The culture of merit is dominant. There are exceptions, shortcuts for the privileged, but the idea that one’s ability is essential is widespread. Those in China who hold positions of authority for the most part are qualified for the job. It has been a long process for a country that was crippled by underdevelopment for centuries, but the harmony between the requirements and the talents needed to satisfy them is much stronger now. Connected to merit is the importance of education. Students and their families are focused on going to the best schools from a very young age, with the logical presumption that they will be a passport to important, high-paying jobs. But education in China is difficult and competitive: they require sacrifice, commitment, and tradeoffs, all during the stage in life when the students are still young and full of energy. At the same time it is also a matter of personal growth and the progress of society. The most qualified are put at the service of society, both in the public administration and the private sector.

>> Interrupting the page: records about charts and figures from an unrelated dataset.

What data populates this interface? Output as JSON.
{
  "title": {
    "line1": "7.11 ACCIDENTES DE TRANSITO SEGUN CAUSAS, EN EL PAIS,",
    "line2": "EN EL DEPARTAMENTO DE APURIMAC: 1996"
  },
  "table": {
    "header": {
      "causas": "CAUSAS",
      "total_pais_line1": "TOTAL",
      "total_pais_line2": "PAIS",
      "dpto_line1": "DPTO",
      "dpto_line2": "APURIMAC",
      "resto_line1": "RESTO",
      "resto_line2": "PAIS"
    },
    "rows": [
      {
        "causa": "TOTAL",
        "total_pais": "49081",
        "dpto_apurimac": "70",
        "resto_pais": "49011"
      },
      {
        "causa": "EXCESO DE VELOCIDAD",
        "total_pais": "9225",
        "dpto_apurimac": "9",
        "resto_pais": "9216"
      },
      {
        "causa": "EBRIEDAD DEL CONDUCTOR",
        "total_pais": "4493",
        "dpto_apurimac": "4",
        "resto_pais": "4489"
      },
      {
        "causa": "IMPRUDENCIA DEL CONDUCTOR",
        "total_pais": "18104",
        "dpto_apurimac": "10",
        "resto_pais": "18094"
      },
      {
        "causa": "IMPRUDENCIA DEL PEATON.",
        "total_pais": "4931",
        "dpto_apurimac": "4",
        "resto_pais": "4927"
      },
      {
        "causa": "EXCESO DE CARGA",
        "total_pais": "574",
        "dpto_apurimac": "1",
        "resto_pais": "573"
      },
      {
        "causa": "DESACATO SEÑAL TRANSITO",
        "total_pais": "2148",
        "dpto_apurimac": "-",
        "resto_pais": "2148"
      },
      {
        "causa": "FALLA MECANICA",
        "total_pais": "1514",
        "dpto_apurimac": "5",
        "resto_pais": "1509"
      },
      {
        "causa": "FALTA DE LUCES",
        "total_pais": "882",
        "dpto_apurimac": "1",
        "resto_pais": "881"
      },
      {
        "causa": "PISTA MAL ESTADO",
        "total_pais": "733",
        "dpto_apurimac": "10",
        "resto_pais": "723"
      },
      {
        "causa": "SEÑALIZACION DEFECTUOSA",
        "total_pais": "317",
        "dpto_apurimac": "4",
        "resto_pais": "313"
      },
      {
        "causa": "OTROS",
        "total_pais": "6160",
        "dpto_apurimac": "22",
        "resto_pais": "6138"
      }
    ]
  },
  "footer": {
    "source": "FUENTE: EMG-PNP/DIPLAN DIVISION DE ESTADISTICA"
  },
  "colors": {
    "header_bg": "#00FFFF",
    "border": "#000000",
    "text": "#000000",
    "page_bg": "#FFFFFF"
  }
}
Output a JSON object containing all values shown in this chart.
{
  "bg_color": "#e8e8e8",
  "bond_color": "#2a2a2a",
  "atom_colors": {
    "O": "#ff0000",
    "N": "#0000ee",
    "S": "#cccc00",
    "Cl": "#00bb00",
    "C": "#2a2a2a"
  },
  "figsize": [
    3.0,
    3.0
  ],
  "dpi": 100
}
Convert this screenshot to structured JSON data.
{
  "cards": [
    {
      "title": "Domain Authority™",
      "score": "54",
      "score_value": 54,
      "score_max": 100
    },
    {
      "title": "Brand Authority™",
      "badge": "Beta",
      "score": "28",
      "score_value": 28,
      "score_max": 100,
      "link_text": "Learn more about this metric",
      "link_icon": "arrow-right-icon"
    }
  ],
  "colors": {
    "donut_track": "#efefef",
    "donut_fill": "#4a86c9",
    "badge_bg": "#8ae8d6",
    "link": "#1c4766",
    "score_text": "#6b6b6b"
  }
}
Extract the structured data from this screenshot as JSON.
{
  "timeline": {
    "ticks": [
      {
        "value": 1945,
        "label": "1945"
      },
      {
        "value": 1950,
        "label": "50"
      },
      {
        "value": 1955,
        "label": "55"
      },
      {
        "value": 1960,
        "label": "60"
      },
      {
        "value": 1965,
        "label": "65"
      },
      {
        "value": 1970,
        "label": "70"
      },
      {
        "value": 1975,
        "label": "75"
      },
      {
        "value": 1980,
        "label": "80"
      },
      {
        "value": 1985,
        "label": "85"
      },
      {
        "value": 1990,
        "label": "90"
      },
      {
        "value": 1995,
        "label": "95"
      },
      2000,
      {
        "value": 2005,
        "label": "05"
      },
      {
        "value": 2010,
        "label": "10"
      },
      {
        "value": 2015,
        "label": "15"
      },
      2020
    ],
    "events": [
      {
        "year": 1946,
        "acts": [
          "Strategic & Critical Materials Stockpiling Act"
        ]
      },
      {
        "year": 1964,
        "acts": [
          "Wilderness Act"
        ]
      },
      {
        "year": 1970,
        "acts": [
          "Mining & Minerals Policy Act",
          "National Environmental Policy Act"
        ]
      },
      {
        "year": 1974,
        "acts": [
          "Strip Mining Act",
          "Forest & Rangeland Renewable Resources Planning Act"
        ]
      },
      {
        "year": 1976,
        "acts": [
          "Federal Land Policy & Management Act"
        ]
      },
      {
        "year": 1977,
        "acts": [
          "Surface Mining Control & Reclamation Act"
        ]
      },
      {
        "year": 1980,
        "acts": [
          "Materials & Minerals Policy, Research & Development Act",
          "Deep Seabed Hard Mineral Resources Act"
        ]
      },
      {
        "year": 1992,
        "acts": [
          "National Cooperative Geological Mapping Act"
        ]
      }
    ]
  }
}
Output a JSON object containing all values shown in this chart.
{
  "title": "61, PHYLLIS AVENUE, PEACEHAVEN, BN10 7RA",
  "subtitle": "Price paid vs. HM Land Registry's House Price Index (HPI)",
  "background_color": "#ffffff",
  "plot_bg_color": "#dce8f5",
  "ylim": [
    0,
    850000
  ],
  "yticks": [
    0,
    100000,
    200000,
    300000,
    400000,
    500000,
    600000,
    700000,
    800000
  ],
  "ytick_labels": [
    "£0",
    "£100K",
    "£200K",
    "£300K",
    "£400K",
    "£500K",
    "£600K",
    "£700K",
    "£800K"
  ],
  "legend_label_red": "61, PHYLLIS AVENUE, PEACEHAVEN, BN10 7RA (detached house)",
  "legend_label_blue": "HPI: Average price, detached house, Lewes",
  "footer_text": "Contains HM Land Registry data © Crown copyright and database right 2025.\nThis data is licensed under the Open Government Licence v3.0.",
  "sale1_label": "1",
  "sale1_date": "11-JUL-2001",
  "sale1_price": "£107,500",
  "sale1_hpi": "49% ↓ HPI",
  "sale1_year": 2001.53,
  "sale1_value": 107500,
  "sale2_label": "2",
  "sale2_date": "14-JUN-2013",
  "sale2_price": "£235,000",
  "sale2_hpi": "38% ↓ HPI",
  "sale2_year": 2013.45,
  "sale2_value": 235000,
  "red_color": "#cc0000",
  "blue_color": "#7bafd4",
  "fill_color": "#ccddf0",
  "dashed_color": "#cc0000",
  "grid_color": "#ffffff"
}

China’s achievements in the industrial sector have also been impressive. An ancient agricultural society transformed itself into a manufacturing superpower in just a few decades. Previously unknown methods were first introduced and then accepted: factory life, working in shifts, manufacturing applied to a massive society. The assembly line has replaced the connection with the earth. Such a complex operation required adaptability to new things, mastery of the factors of production, the acceptance of a new and different way to use your time. After mechanics, electronics then entered China’s socio-economic aspect. This cut all of the phases of production horizontally, and gave access to modern telecommunications. It is impressive to note how the transition from landline to mobile communications was practically nonexistent: cellular phones were the first phones many Chinese ever had. None of this would have been possible without discipline, hard work, and the desire to rid oneself of a past of deprivation. Europe is the standard bearer of other values and the winner of different battles, but China’s way presents aspects that can be admired by everyone.